Por que não aconteceu algo parecido no mundo islâmico? Por que essa civilização,
que brotou com tanta abundância de energia no século VII da nossa era, e que se
espalhou pelo norte da África e pelo Oriente Médio produzindo cidades,
universidades, bibliotecas, e uma florescente cultura cortês que deixou uma
marca permanente no mundo, hoje é, em tantos lugares, muda, violenta,
ressentida? Por que o islã hoje parece não apenas tolerar a violência de seus
defensores mais enérgicos, mas também endossá-la e pregá-la? Por que as
minorias muçulmanas na Europa, que emigram para gozar dos benefícios de uma
jurisdição secular, pedem outro tipo de lei, ainda que tão poucas delas pareçam
concordar com o que essa lei diz ou com quem tem o direito de promulgá-la?
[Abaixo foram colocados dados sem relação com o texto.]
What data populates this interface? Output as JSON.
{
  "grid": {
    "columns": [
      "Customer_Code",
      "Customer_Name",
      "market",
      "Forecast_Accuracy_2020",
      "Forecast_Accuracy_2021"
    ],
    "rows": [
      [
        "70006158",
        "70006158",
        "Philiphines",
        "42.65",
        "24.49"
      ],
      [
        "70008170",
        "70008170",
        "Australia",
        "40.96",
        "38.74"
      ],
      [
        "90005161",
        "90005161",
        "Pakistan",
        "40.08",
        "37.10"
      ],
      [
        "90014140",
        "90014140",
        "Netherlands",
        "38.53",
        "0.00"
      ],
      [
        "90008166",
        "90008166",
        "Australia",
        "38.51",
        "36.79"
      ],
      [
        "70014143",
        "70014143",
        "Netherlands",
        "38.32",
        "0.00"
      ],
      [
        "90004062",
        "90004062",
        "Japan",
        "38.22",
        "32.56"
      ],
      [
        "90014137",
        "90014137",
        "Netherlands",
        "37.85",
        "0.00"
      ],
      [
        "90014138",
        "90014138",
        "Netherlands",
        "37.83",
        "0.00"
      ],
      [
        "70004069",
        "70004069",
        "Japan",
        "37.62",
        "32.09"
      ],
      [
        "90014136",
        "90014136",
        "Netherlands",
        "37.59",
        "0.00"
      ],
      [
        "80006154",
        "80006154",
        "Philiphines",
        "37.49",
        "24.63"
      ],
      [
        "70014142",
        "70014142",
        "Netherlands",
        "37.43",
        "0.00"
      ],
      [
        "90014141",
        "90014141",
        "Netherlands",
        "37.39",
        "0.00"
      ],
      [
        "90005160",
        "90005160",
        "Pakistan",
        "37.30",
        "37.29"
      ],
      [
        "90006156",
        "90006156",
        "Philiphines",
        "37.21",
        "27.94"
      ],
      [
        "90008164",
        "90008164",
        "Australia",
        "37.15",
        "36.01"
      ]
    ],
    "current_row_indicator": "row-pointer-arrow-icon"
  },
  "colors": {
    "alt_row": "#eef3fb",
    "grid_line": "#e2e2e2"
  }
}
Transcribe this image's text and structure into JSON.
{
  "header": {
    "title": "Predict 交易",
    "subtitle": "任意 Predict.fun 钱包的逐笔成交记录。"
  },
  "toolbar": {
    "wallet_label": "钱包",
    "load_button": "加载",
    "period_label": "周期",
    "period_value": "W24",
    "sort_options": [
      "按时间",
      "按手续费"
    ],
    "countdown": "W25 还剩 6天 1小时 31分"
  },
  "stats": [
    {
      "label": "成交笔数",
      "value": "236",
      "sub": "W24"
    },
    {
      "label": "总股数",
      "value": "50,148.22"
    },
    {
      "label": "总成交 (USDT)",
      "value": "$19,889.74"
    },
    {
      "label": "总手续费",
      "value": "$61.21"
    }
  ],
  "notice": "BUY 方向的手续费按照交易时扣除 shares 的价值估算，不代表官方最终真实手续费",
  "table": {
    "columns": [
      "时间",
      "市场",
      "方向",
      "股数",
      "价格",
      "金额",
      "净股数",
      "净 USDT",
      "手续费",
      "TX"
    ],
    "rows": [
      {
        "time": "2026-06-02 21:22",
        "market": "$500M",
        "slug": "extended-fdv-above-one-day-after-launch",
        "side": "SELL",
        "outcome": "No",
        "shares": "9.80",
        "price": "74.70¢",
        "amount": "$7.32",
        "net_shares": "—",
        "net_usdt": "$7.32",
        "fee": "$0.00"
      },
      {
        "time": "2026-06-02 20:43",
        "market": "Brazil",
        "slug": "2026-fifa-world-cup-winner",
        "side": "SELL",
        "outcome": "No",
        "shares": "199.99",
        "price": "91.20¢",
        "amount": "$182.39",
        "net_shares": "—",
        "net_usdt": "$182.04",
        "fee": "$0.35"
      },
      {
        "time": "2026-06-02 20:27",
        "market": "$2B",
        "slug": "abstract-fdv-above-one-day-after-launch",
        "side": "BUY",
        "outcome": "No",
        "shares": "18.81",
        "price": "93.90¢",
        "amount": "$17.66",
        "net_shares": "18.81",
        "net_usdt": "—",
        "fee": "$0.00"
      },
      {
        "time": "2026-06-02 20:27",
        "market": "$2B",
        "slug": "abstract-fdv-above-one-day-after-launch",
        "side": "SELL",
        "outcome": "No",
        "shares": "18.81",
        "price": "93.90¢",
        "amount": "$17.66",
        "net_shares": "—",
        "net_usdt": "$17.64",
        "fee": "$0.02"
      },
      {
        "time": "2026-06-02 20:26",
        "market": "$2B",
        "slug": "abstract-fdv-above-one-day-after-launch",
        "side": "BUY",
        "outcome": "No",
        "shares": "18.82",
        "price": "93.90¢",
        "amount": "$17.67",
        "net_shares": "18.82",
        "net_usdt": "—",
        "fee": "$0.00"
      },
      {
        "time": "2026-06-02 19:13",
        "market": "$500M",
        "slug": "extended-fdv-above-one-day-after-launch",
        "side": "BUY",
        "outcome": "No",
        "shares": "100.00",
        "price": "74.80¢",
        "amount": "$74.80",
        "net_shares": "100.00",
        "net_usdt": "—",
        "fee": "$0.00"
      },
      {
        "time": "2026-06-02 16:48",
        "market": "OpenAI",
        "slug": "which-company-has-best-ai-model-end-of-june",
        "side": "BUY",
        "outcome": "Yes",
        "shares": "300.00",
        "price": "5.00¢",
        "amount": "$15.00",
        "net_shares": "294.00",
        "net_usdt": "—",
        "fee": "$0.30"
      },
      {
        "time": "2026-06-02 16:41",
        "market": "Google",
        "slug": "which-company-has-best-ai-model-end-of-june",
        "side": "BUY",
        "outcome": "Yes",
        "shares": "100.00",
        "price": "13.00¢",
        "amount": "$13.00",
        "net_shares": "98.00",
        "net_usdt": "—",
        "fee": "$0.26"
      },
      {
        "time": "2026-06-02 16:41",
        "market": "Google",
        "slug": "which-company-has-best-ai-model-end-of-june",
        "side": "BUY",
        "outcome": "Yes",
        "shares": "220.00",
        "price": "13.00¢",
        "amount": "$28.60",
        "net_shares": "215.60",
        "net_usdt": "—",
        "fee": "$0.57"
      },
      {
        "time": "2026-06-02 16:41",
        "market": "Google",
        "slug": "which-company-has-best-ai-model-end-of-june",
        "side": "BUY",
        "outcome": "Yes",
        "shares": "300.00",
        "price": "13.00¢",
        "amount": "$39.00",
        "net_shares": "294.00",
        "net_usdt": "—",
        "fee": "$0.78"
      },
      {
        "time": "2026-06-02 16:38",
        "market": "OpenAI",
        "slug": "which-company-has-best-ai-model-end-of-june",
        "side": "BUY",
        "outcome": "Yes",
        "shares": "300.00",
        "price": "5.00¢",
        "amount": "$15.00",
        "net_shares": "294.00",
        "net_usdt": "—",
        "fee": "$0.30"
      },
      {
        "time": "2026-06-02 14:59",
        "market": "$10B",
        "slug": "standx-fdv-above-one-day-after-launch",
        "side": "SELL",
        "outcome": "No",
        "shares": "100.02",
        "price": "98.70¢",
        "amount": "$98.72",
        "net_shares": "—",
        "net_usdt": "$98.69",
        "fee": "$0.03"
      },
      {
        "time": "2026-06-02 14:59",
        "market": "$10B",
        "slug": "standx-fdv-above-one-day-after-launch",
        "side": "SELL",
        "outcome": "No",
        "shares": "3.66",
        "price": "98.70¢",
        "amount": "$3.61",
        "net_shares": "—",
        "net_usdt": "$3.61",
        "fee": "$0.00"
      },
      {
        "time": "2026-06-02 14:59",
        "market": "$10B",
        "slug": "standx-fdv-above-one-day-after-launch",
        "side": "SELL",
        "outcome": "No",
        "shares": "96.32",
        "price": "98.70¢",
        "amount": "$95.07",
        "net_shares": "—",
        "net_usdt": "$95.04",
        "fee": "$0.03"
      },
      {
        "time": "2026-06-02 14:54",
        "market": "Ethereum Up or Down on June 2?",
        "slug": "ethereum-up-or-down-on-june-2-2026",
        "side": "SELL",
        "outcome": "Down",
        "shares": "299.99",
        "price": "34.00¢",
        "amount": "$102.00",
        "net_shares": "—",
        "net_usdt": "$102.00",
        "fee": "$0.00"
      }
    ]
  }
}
Vários fatores são responsáveis por essa súbita ossificação, mas o principal, na
visão de Reilly, foram a ascensão da seita asharita, no século X, e a derrota da
seita rival, a mutazalita. Os asharitas encontraram uma voz potente no imame al-
Ghazali (†1111), filósofo e teólogo brilhante, cujo espírito atormentado, enfim,
encontrou refúgio em uma unidade mística com Alá. A razão humana nos ensina
a questionar as coisas, a descobrir as coisas, e a fazer leis para nos governarmos
melhor. Por isso, a razão era – para al-Ghazali – inimiga do islã, que exige uma
submissão absoluta e sem questionamentos à vontade de Alá. Em seu celebrado
tratado A Incoerência dos Filósofos, al-Ghazali propôs-se a mostrar que a razão,
como reverenciada nos textos de Platão, de Aristóteles (384-322 a.C.), e de seus
seguidores, não leva a nada além de trevas e de contradições, e que a única luz
que brilha na mente do homem é a luz da revelação. Apesar de os argumentos de
al-Ghazali serem perfeitamente refutados por Averróis (1126-1198) – também
conhecido como Ibn Rushd – em seu A Incoerência da Incoerência, o islã
apressou-se em abraçar a doutrina asharita, que tornava a ideia de submissão
muito mais compreensível. Averróis foi mandado da Andaluzia para o exílio, e a
voz da razão deixou de ser ouvida nas cortes dos príncipes muçulmanos sunitas.
O resultado do embate dentro do islã hoje terá grandes consequências para todos
nós. Ao nos ajudar a entender esse embate, este livro serve a um propósito pelo
qual todos devemos ficar profundamente gratos.